İşler, Muhsin Yazıcıoğlu’nun ölümüyle ilgili ortaya atılan iddialara ve çıkacağı söylenen kaset iddialarına, “Başbakanımızın Muhsin Yazıcıoğlu’na karşı olan sevgisini ve Yazıcıoğlu’nun da Başbakanımıza karşı olan muhabbetini herkes biliyor. Yazıcıoğlu, bugün yaşıyor olsaydı bizim yanımızda aslanlar gibi dururdu. Bugün BBP’nin seçim bürosuna ziyarette bulundum. Paralel yapının kanalları izleniyor, onların gazeteleri masada duruyor. Eskiden esnaf ziyaretlerimizde, her dükkanda Zaman Gazete’si dururdu. Şimdi ben Türkiye’nin birçok yerinde ziyaretlerde bulundum, çok şükür hemen hemen hiçbir dükkanda Zaman Gazetesi görmedim” şeklinde cevap verdi.
“ONLAR İÇİN CEMAAT TANIMLAMASI YAPMAK, DİĞER CEMAATLERE HAKSIZLIK OLUR”
Paralel yapının kendilerine inanan insanları kullandığını kaydeden İşler, şöyle konuştu:
“Paralel yapıya şunu sormak lazım. Ne oldu, ne değişti? Neden hükümete, devlete savaş açıldı? Bunun izahını yapmaları lazım. Onun için 17 Aralık’ta ‘cemaat’ olgusu bitmiştir. Onlar için cemaat tanımlaması yapmak, diğer cemaatlere haksızlık olur. Birçok insan bu cemaate madden, manen destek oldu. Başta da biz, AK Parti olarak her türlü desteği verdik. Gelinen noktada, böyle mi olması gerekiyordu? Burada bir samimiyetsizlik, iki yüzlülük söz konusu. Ortada güzel bir imaj var. Okullar var, eğitim gönüllüleri var. Ben o kardeşlerimi taktirle karşılıyorum. Ben onlara buradan selamlarımı gönderiyorum. Onlar ailelerini, sevdiklerini bırakıp gurbete gidiyorlar ve karın tokluğuna çalışıyorlar. Ben onların da kullanıldığını düşünüyorum. Onlarla güzel bir imaj oluşturuluyor ama arkada kirli dolaplar dönüyor.”

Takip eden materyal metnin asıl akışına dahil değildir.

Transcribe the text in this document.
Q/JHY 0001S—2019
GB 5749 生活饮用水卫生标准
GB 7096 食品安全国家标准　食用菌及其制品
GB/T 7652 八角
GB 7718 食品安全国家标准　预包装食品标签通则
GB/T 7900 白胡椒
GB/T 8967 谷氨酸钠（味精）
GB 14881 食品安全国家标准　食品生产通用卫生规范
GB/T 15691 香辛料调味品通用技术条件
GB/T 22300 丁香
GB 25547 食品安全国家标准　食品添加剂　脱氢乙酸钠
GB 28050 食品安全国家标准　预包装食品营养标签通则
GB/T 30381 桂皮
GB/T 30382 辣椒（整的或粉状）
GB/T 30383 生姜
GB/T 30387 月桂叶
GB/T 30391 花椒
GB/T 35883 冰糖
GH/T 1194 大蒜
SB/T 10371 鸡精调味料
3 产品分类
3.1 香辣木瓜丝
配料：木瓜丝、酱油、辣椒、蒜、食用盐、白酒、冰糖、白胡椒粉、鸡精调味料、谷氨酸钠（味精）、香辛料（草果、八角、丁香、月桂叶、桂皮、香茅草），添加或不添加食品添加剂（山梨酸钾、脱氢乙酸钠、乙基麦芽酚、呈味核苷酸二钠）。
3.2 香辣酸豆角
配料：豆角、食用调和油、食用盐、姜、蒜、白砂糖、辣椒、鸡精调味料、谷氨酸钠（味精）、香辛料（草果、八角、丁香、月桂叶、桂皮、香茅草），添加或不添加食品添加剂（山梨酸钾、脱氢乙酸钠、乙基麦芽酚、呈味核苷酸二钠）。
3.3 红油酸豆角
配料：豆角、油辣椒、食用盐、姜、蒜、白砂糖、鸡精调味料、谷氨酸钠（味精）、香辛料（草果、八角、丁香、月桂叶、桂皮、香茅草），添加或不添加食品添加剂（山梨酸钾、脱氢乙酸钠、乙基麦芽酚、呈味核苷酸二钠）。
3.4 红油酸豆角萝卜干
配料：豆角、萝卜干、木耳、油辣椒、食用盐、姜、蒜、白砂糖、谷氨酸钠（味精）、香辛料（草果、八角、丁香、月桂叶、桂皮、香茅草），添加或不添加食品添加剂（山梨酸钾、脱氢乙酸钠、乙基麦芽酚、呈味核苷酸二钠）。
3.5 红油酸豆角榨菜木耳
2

“TWİTTER HERHANGİ BİR VERGİ ÖDEMİYOR”
Twitter’ın yerine getirmesi gereken maddi ve hukuki yükümlülüklerinden kaçtığına dikkat çeken İşler, kapatılmasıyla ilgili, “Twitter, mahkeme kararlarını uygulamak zorunda. Twitter 12 milyon abonesi olan bir platform. Buradan bir sürü reklam geliri elde ediyor. Herhangi bir vergi ödemiyor. Ofis açmıyor ve bu tip sorumluluklardan da kaçıyor. Biz Twitter’ın Türkiye’de ofis açma şartını getiriyoruz. Facebook’un Türkiye’de ofisi var. Twitter’ın da mali yükümlülüklerinden kaçmaması lazım. Aynı zamanda hukuki yükümlülüklerinden de kaçmaması lazım” ifadelerini kullandı.
“SOSYAL MEDYA SADECE TWİTTER’DAN İBARET DEĞİL”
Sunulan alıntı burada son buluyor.